The strong optical anisotropy of
hyperbolic metamaterials has enabled
remarkable optical behavior such as negative refraction, enhancement
of the photonic density of states, anomalous scaling of resonators,
and super-resolution imaging. Resonators fashioned from these optical
metamaterials support the confinement of light to dimensions much
smaller than the diffraction limit. These ultrasmall resonators can
be used to increase light–matter interactions for new applications
in photonics. Here, we present subdiffraction mid-infrared resonators
based on all-semiconductor hyperbolic metamaterials.

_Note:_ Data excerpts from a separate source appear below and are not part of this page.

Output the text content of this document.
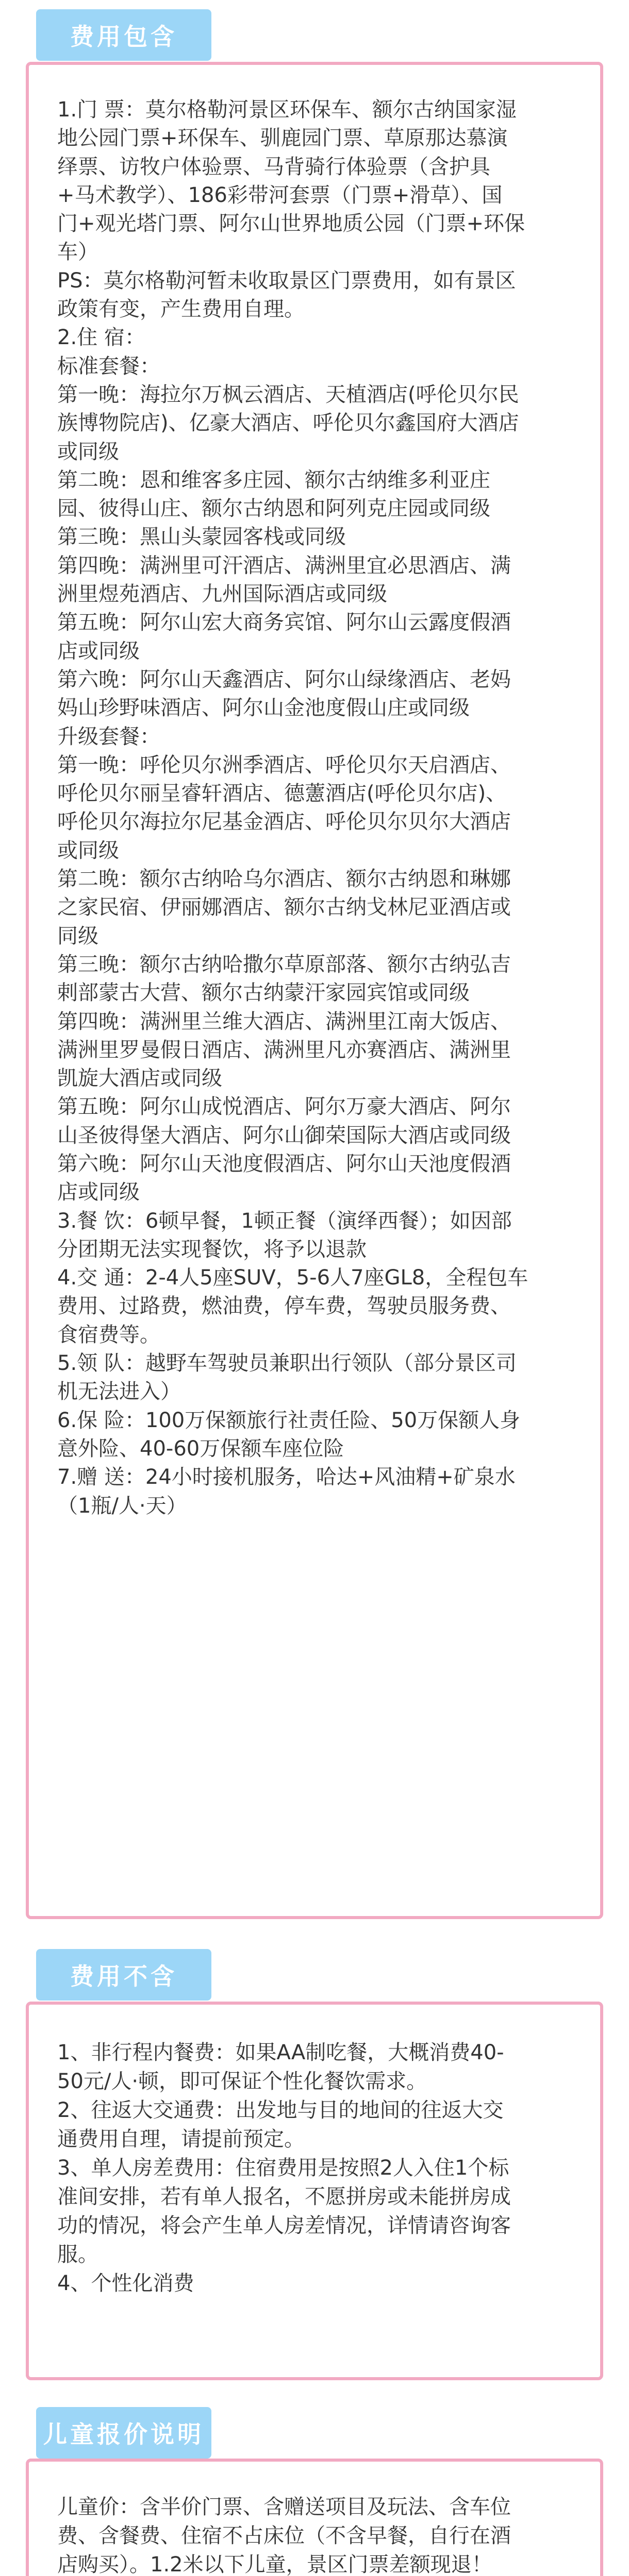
费用包含
1.门 票：莫尔格勒河景区环保车、额尔古纳国家湿
地公园门票+环保车、驯鹿园门票、草原那达慕演
绎票、访牧户体验票、马背骑行体验票（含护具
+马术教学）、186彩带河套票（门票+滑草）、国
门+观光塔门票、阿尔山世界地质公园（门票+环保
车）
PS：莫尔格勒河暂未收取景区门票费用，如有景区
政策有变，产生费用自理。
2.住 宿：
标准套餐：
第一晚：海拉尔万枫云酒店、天植酒店(呼伦贝尔民
族博物院店)、亿豪大酒店、呼伦贝尔鑫国府大酒店
或同级
第二晚：恩和维客多庄园、额尔古纳维多利亚庄
园、彼得山庄、额尔古纳恩和阿列克庄园或同级
第三晚：黑山头蒙园客栈或同级
第四晚：满洲里可汗酒店、满洲里宜必思酒店、满
洲里煜苑酒店、九州国际酒店或同级
第五晚：阿尔山宏大商务宾馆、阿尔山云露度假酒
店或同级
第六晚：阿尔山天鑫酒店、阿尔山绿缘酒店、老妈
妈山珍野味酒店、阿尔山金池度假山庄或同级
升级套餐：
第一晚：呼伦贝尔洲季酒店、呼伦贝尔天启酒店、
呼伦贝尔丽呈睿轩酒店、德藼酒店(呼伦贝尔店)、
呼伦贝尔海拉尔尼基金酒店、呼伦贝尔贝尔大酒店
或同级
第二晚：额尔古纳哈乌尔酒店、额尔古纳恩和琳娜
之家民宿、伊丽娜酒店、额尔古纳戈林尼亚酒店或
同级
第三晚：额尔古纳哈撒尔草原部落、额尔古纳弘吉
剌部蒙古大营、额尔古纳蒙汗家园宾馆或同级
第四晚：满洲里兰维大酒店、满洲里江南大饭店、
满洲里罗曼假日酒店、满洲里凡亦赛酒店、满洲里
凯旋大酒店或同级
第五晚：阿尔山成悦酒店、阿尔万豪大酒店、阿尔
山圣彼得堡大酒店、阿尔山御荣国际大酒店或同级
第六晚：阿尔山天池度假酒店、阿尔山天池度假酒
店或同级
3.餐 饮：6顿早餐，1顿正餐（演绎西餐）；如因部
分团期无法实现餐饮，将予以退款
4.交 通：2-4人5座SUV，5-6人7座GL8，全程包车
费用、过路费，燃油费，停车费，驾驶员服务费、
食宿费等。
5.领 队：越野车驾驶员兼职出行领队（部分景区司
机无法进入）
6.保 险：100万保额旅行社责任险、50万保额人身
意外险、40-60万保额车座位险
7.赠 送：24小时接机服务，哈达+风油精+矿泉水
（1瓶/人·天）
费用不含
1、非行程内餐费：如果AA制吃餐，大概消费40-
50元/人·顿，即可保证个性化餐饮需求。
2、往返大交通费：出发地与目的地间的往返大交
通费用自理，请提前预定。
3、单人房差费用：住宿费用是按照2人入住1个标
准间安排，若有单人报名，不愿拼房或未能拼房成
功的情况，将会产生单人房差情况，详情请咨询客
服。
4、个性化消费
儿童报价说明
儿童价：含半价门票、含赠送项目及玩法、含车位
费、含餐费、住宿不占床位（不含早餐，自行在酒
店购买）。1.2米以下儿童，景区门票差额现退！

Importantly,
these resonators are fully compatible with epitaxial growth techniques
and can be engineered to incorporate quantum well intersubband transitions
that are degenerate with the mode of the resonators, enabling an entirely
new generation of quantum optoelectronic devices. The strongest optical
confinement achieved is λ/33 for a free-space wavelength of
10 μm, and the measured Q-factors are in the
range of 14–17. The dispersion of the resonance mode is presented
through both experimental data and numerical solutions, and greater
than 10% tuning of the resonance frequency (106 cm–1) is demonstrated. Radiation patterns and radiative Q-factors are also mapped out using experimental results. Finally,
the resonator structures are investigated with finite element simulations
and the field profile indicates the presence of a strong vertical
polarization, which is essential for coupling to intersubband transitions
in quantum well structures. These extreme subdiffraction resonators
could be useful for engineering novel light-matter interactions and
devices in the mid-infrared.